Charles Provis

Personal information
- Full name: Charles G. Provis
- Born: 1885 Camborne, Cornwall, England
- Died: Unknown

Domestic team information
- 1906: Cornwall
- 1922/23: Europeans (India)

Career statistics
| Competition | First-class |
| Matches | 1 |
| Runs scored | 0 |
| Batting average | 0.00 |
| 100s/50s | 0/0 |
| Top score | 0 |
| Balls bowled | 84 |
| Wickets | 2 |
| Bowling average | 16.00 |
| 5 wickets in innings | 0 |
| 10 wickets in match | 0 |
| Best bowling | 2/32 |
| Catches/stumpings | 0/– |
- Source: ESPNcricinfo, 6 April 2012

= Charles Provis =

English cricketer

Charles G. Provis (1885 - date of death unknown) was an English cricketer. Provis' batting and bowling styles are unknown. He was born at Camborne, Cornwall.

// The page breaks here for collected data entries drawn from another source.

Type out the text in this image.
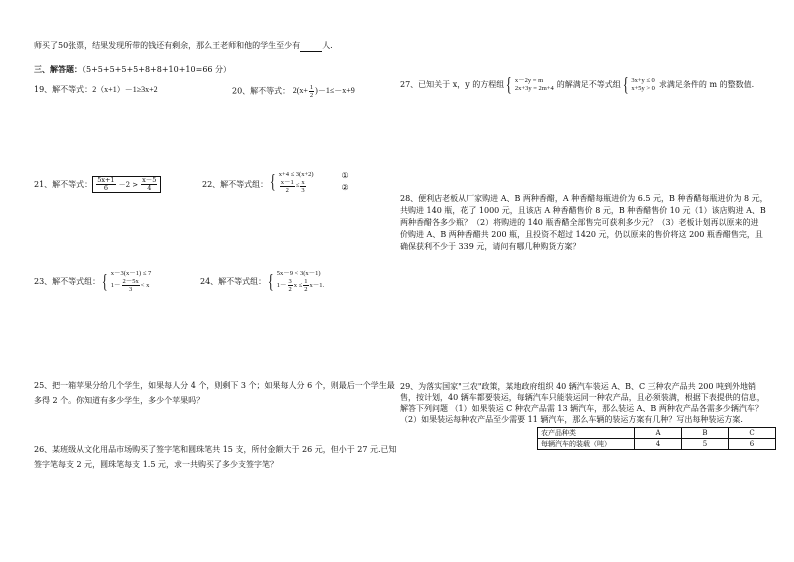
师买了50张票，结果发现所带的钱还有剩余，那么王老师和他的学生至少有	人.
三、解答题：（5+5+5+5+5+8+8+10+10=66 分）
19、解不等式：2（x+1）－1≥3x+2	20、解不等式： $2(x+ \frac{1}{2} )-1\le-x+9$
21、解不等式： $\frac{5x+1}{6} -2 > \frac{x-5}{4}$	22、解不等式组： { x+4 ≤ 3(x+2)
$\frac{x-1}{2} \le \frac{x}{3}$
①
②
23、解不等式组： { x－3(x－1) ≤ 7
$1- \frac{2-5x}{3} < x$	24、解不等式组： { 5x－9 < 3(x－1)
$1- \frac{3}{2}$ $x \le \frac{1}{2} x-1$.
25、把一箱苹果分给几个学生，如果每人分 4 个，则剩下 3 个；如果每人分 6 个，则最后一个学生最
多得 2 个。你知道有多少学生，多少个苹果吗？
26、某班级从文化用品市场购买了签字笔和圆珠笔共 15 支，所付金额大于 26 元，但小于 27 元.已知
签字笔每支 2 元，圆珠笔每支 1.5 元，求一共购买了多少支签字笔？
27、已知关于 x，y 的方程组 { x－2y = m
2x+3y = 2m+4 的解满足不等式组 { 3x+y ≤ 0
x+5y > 0 求满足条件的 m 的整数值.
28、便利店老板从厂家购进 A、B 两种香醋，A 种香醋每瓶进价为 6.5 元，B 种香醋每瓶进价为 8 元，
共购进 140 瓶，花了 1000 元，且该店 A 种香醋售价 8 元，B 种香醋售价 10 元（1）该店购进 A、B
两种香醋各多少瓶？（2）将购进的 140 瓶香醋全部售完可获利多少元？（3）老板计划再以原来的进
价购进 A、B 两种香醋共 200 瓶，且投资不超过 1420 元，仍以原来的售价将这 200 瓶香醋售完，且
确保获利不少于 339 元，请问有哪几种购货方案？
29、为落实国家"三农"政策，某地政府组织 40 辆汽车装运 A、B、C 三种农产品共 200 吨到外地销
售，按计划，40 辆车都要装运，每辆汽车只能装运同一种农产品，且必须装满，根据下表提供的信息，
解答下列问题 （1）如果装运 C 种农产品需 13 辆汽车，那么装运 A、B 两种农产品各需多少辆汽车？
（2）如果装运每种农产品至少需要 11 辆汽车，那么车辆的装运方案有几种？写出每种装运方案.
农产品种类	A	B	C
每辆汽车的装载（吨）	4	5	6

Provis made two appearances in the 1906 Minor Counties Championship for Cornwall against Dorset and Berkshire.

He later worked for the Kolar Gold Fields and made a single first-class appearance when in the British Raj for the Europeans against the Indians in 1923. The Europeans won the toss and elected to bat first, making 104 all out, during which Provis was dismissed for a duck by Rama Krishnappa. In the Indians first-innings of 161 all out, Provis took the wickets of M. Venkataramanjulu and T. Bangarababu to finish with figures of 2/32 from fourteen overs. The Europeans then made 67 all out in their second-innings, with Provis again dismissed for a duck, this time by C. R. Ganapathy. The Indians won the match by ten wickets.

He married Bertha Marks in 1923. She died in 1936 in Brazil, where he worked for a gold mining company.